Ok. Krugman seems to be working off of a more unique and unusual New Keynesian model, in particular his own paper on debt deleveraging. I certainly haven't worked through the mathematics, but its Krugman so I'm pretty sure there are no excel errors. I will skip right to figure 3 from the paper:
From what I can glean from this paper, Krugman is relying on an entirely different mechanism for his comparative statics than in the other more standard New Keynesian models. In the standard model, deflation (or disinflation) at the zero lower bound is contractionary only because it raises the real interest rate. In Krugman's model, that effect still exists, but it is overwhelmed by the added feature whereby deflation is contractionary because it magnifies the real value of people's debts, shifting people into lower life-long consumption paths.

In conclusion, I think Krugman's derision toward's Smith's post is a bit unwarranted. Krugman never "killed" the price flexibility "zombie idea," but rather he merely presented an alternative internally logically consistent model in which price flexibility doesn't help in a liquidity trap. Anecdotal evidence from Japan, and the Great Depression seem to support this theory, but it isn't the only theory that fits the facts. And, for the record, I don't see any empirics in Krugman's paper.

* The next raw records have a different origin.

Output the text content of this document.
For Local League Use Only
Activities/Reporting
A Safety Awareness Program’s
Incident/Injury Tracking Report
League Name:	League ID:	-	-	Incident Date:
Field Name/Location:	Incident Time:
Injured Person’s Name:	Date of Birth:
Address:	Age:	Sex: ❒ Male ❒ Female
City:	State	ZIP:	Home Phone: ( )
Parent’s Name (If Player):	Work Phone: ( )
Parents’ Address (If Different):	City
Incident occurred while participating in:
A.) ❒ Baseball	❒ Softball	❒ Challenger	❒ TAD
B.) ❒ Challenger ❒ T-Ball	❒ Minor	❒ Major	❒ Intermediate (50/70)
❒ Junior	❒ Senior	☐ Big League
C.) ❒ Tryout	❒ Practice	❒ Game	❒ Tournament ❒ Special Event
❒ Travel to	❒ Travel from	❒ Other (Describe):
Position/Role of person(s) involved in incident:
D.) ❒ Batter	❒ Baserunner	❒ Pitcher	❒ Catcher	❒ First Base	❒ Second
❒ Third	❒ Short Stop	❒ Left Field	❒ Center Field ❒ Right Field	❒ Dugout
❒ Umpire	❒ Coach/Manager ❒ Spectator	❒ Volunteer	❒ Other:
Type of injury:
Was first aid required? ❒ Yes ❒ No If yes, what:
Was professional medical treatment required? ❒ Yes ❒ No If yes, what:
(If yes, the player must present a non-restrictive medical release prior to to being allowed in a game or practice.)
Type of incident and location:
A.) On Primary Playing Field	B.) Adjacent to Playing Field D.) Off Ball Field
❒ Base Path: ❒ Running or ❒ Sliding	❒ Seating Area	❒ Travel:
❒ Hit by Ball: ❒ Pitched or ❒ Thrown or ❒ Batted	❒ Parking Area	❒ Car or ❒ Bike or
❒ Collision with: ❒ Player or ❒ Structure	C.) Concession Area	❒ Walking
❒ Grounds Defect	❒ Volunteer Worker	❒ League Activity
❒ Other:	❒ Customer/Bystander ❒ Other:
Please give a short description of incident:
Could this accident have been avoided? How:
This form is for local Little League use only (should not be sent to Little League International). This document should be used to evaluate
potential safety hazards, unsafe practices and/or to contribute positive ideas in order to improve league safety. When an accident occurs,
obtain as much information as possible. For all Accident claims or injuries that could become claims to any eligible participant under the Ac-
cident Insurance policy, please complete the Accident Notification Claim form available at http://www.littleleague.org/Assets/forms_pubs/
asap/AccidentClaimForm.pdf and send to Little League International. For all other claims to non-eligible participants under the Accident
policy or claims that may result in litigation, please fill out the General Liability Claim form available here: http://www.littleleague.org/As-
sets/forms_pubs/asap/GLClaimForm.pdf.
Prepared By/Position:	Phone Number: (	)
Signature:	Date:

However, part of what Krugman has said on the topic of price flexibility, I think, rings true regardless of which New Keynesian model is right. In both Krugman's paper and the standard New Keynesian framework above, policy efforts to decrease prices are likely to backfire, because the government doesn't literally set all the prices in the economy. Instead the policy instruments available to the government can only put downward pressure on the market clearing levels of prices, thus increasing the gap between the current and the market-clearing prices, and decreasing output and employment. This, as far as I can tell, is true of all imputations of the New Keynesian model at the zero-lower-bound. Yes, even this one.